Yes, here's a good example of that from TRA law professor Alex Sharpe.
That is an utterly lovely example. For those who can't be arsed to find it:
Sharpe makes this ridiculous claim:
by virtue of Section 7 of the Equality Act 2010, all trans women who have undergone, are undergoing, or intend to undergo a process of gender transition (this need not be medical transition) are, irrespective of whether they have a Gender Recognition Certificate (GRC), already, subject to some exceptions, legally able to access women-only spaces.
Katie Bryan pins her down over several comments, most relevant include:
KB When I look at schedule 7 it just defines what the protected characteristic of "gender reassignment” is? I can’t find where it specifies that people with this specific protected characteristic should routinely have access to the sex segregated spaces of the opposite sex? I’d really appreciate if you can point me to this in the text of the Equality Act
AS The Equality Act does not refer to any such right. It is a default right. In a liberal society people can do things provided they are not forbidden. The presumption favours liberty.
KB So the EA itself doesn’t actually give people with the protected characteristic of “gender reassignment” any special rights to access the spaces of the opposite sex?.......Your statement that it has nothing to do with the EA (which I feel you were a tiny bit misleading about in your blog when you said (paraphrased) “by virtue of section 7 of the Equality Act they can already access women’s spaces”) means that is true, surely?

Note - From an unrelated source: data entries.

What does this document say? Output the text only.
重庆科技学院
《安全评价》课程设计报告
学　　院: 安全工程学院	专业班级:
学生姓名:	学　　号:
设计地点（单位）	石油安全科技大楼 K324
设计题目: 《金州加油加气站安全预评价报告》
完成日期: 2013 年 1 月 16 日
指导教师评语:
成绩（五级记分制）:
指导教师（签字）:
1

AS What I meant to say before was that the EA does not refer directly to a right to enter women’s bathrooms etc. It does not say so in these terms. Rather, it is implicit. If discrimination is to be avoided, trans people covered by s. 7 must be treated in accordance with their gender identity, subject, of course, to the exceptions contained in Schedule 3. So there are positive rights here.
Followed by the obligatory:
I see that you, Kati, just want to score points rather than get to the truth of things. Accordingly, I do not see the point in any further engagement with you.
Because a mean lady quoted the text of the law and her* own words to a lawyer.
Thanks Ereshkigal. Great breakdown of precisely how the lie is constructed.